Улыбка трогает мои губы, но она, хвала господу, не замечает этого.

— Тебя это совсем не волнует? — начинает она. — Ты вот-вот умрешь. И умрешь как предатель крови.

Он смотрит мимо нее — на меня.

— Что у нее? — я понимаю, о чем он.

— Твоя палочка, — стараюсь не обращать внимания на ликующий возглас Беллатрикс, — и твой порт-ключ. Прости, я не смогла помешать ей...

— Ничего, — отвечает он. — Я что-нибудь придумаю, но не дам им причинить тебе боль...

Беллатрикс практически рычит от ярости.

— Дьявол тебя задери, он же идет за тобой! Как ты не понимаешь? Почему тебе так важно, что будет с ней, когда ты сам скоро умрешь?
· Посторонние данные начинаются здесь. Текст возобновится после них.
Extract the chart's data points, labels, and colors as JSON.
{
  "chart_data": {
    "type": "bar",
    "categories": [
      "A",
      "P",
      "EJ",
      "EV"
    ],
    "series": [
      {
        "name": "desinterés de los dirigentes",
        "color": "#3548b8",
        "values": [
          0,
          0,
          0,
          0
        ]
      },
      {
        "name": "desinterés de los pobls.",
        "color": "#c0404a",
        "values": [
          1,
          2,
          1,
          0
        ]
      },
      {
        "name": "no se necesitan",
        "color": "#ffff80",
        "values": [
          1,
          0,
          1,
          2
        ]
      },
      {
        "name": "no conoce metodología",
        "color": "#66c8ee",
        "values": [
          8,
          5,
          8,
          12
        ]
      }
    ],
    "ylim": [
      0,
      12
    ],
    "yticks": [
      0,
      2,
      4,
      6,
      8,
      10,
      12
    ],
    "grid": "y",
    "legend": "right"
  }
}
Как...

Он поворачивается к ней, глядя с такой ненавистью, что она умолкает на полуслове.

— Когда же ты, наконец, поймешь, — ядовито шипит он, — что для меня ты ничто?

Она напрягается.

— Мы сейчас не об этом...

— Об этом, — перебивает он. — Дело вовсе не в том, что ты хочешь меня, а в том, что твоя гордость не позволяет признать, что тебе нечего предложить мне, в отличие от нее.

Она морщится.

— Но у нее же ничего нет! Посмотри на нее...

— Да, посмотри на нее, — перехватывает Люциус. — Посмотри на эту девушку и скажи, что стоишь больше. Она потеряла родителей, несколько месяцев провела в плену, выжила и все еще держится с достоинством. После всего, что она перенесла, у нее еще остались силы беспокоиться о других больше, чем о себе!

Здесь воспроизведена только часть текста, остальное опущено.